Lots of reasons really. I don't have a camera. My hands have usually been busy actually dealing with the kids rather than documenting them. When my second child was a toddler I remember hanging a camera around my neck for her daycare xmas party, and when I went to bend down to her the camera hit her on the forehead. That marked the end of my child photography for some time. The kids are older now and my hands are more free. But I haven't been clicking away.
The main reason is my objection to the fact kids are photographed so much these days. It bothers me more than it should. I see parents and carers photographing and videoing their kids everywhere; at the Art Gallery, on the swings at the park, getting vaccinated (I kid you not), doing any ordinary thing. Kids are treated like little stars who are exposed to the paparazzi that is their parents.
What does it mean? It means the kids are constantly interrupted to pose for the camera. It means that instead of interacting, or sharing the experience, or just letting kids play, parents are objectifying their kids.
At a kids' concert I was sitting near a small family. The mother had her toddler on her knee and her preschooler beside her. She took a photo of the preschooler, showed it to the toddler and said 'There's your sister'. Um, no, you sister is right beside you. She exists in real life. She doesn't have more value because she is on a screen.

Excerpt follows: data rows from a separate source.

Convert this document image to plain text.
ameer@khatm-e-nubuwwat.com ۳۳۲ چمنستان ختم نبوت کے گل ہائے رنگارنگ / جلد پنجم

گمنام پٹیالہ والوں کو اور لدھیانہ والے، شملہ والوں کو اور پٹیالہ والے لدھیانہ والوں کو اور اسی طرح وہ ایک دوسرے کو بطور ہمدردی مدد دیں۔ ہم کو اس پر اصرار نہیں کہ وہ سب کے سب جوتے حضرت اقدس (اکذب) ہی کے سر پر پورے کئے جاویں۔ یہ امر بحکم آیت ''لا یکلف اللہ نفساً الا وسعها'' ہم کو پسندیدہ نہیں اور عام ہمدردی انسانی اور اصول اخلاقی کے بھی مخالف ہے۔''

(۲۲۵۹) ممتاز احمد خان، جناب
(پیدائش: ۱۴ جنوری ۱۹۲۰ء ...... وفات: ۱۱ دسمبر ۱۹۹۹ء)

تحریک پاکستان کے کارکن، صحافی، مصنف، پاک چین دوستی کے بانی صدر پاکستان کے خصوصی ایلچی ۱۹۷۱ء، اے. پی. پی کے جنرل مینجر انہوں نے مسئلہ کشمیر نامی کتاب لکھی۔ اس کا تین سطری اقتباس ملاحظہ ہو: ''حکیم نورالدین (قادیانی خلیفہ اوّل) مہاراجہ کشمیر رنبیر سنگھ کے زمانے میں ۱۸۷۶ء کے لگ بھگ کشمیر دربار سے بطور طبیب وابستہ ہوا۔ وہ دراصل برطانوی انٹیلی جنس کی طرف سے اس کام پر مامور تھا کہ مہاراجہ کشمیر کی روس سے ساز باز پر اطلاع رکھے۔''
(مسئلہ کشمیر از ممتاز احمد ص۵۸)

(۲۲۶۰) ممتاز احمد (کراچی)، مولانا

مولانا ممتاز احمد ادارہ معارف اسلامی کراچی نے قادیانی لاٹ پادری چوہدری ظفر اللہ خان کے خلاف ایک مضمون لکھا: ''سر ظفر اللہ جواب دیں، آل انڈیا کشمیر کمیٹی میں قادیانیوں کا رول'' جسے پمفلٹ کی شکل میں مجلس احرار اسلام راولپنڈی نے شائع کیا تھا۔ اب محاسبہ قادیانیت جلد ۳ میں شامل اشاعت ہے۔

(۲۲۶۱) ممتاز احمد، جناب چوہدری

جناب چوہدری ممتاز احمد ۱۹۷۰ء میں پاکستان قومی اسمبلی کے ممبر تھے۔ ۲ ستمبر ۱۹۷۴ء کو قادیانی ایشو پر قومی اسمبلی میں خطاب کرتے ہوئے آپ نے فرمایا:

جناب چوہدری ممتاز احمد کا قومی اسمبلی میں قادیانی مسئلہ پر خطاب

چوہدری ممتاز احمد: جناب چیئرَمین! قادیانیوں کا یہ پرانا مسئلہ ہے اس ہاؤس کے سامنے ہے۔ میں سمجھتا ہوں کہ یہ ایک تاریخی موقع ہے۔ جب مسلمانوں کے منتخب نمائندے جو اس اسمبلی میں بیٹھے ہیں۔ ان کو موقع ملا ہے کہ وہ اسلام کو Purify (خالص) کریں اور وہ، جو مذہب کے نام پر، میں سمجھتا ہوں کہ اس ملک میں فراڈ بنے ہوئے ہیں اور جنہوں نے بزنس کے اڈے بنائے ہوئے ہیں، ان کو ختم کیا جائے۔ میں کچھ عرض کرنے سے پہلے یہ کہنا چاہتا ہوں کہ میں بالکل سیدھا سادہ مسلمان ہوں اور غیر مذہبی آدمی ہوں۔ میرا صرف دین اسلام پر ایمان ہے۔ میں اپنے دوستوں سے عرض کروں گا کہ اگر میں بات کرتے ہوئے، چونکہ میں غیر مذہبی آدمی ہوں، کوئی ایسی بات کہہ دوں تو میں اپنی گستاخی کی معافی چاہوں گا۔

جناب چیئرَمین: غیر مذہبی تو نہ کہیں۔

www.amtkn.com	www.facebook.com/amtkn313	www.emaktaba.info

I've seen a parent clicking away at her child on the slide saying 'smile' while her toddler is hurt behind her.
When my five year old recently graduated from preschool the parents were taking photos of her group of friends as if they were models - telling them to pose like this or that, and the session lasted a good five minutes. For heaven's sake, they are five! What will they expect at their child's wedding, or graduation from university?
We want our kids to aspire to careers beyond being on Big Bother, but we treat them as if being on a screen (tv, computer, camera, camera/phone or a digital photo frame) means that they are important. They are stars. Frankly I haven't noticed child stars, princesses, heiresses and child celebrities having a very good success rates as adults. I don't understand why we would emulate the poor life experience of being a child celebrity. And I can't think of any child stars, heiresses or princesses that I'd like to be in charge of my aged care.
But now I've realised I haven't taken any photos of the kids for so long (their father takes the photos), and there have been important events that haven't been documented, I think perhaps it is time to take camera in hand, on occasion, and capture some important moments. Or ordinary moments. But I plan to do it discreetly, and without the posing.